Taiwan sees role as arms supplier for West as it launches new warship

Navy officers march during the official ceremony for the new Tuo Chiang-class corvettes in Yilan, Taiwan on Dec 15, 2020. (Photo: Reuters/Ann Wang)

SUAO, Taiwan: Taiwan may become a supplier of weapons to Western democracies, said President Tsai Ing-wen on Tuesday (Dec 15), praising the island's ramped up weapons-design ability as she launched an advanced, missile-laden warship and commissioned a new minelayer.

Tsai has made boosting the defence of Taiwan a priority in the face of a growing military challenge from Beijing, which has never renounced the use of force to bring democratic Taiwan under its control.

While Taiwan's air force has benefited from big-ticket items such as new and upgraded F-16s, the navy is Tsai's next focus, with submarines in production and the Tuesday launch of the first of a fleet of highly manoeuvrable stealth corvettes.

The new Tuo Chiang-class corvettes, a prototype of which is already in operation, has been dubbed by Taiwan's navy the "aircraft carrier killer" due to its complement of anti-ship missiles.
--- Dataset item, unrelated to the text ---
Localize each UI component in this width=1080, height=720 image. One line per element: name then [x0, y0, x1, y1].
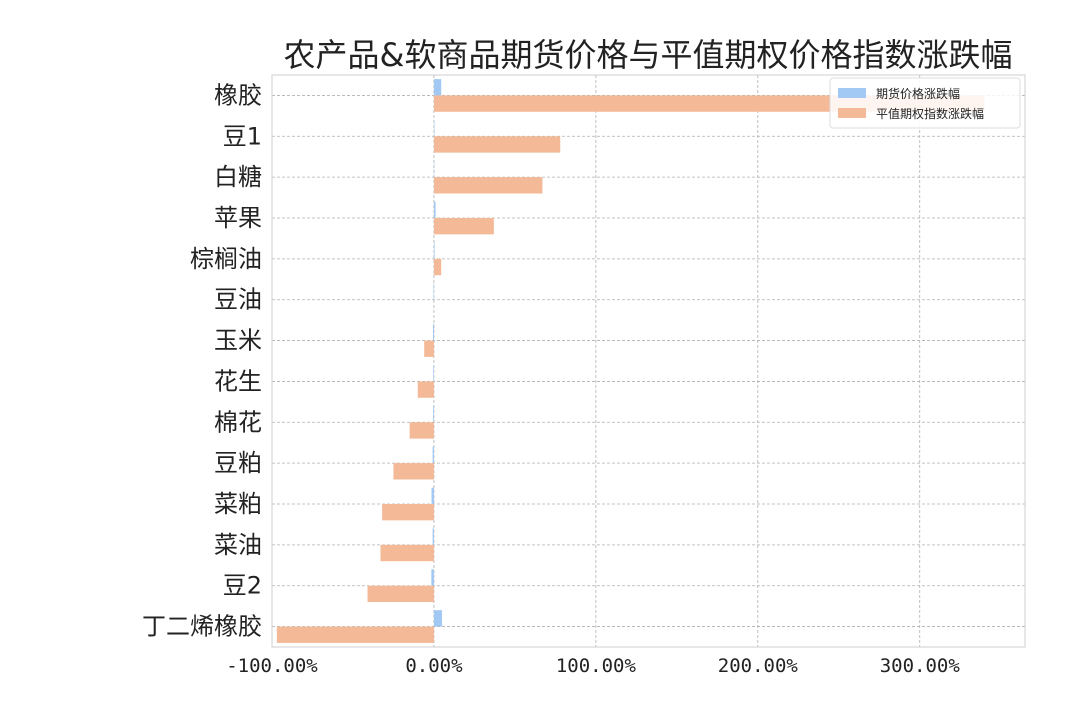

It can also carry Sky Sword anti-aircraft missiles.

READ: China launches 'grey-zone' warfare to subdue Taiwan

Speaking in the eastern port city of Suao for the launch of the Ta Chiang, the first mass production ship of the Tuo Chiang-class, Tsai said the vessel and the new minelayer would deter attacks and showcased Taiwan's research and development ability.

"We have the determination and capability to complete the task of building our own ships, letting the world see our defence research and development energy," Tsai said.

"In the future, we may also become a supply source of related equipment and components in Western democracies, driving the upgrading of the defence industry," she said.

READ: Taiwan to 'protect its sovereignty' with new submarines amid China tensions: President Tsai

The United States is Taiwan's main foreign source of weapons. Most countries shy away from arming the island, wary of angering Beijing and loosing valuable commercial contracts with the world's second-largest economy.

Tsai, re-elected in a landslide in January on a vow to stand up to China, has championed the concept of "asymmetric warfare", focusing on high-tech, mobile weapons designed to make any Chinese attack as difficult as possible.

She has bolstered the domestic arms industry to try to make Taiwan as self-sufficient as possible.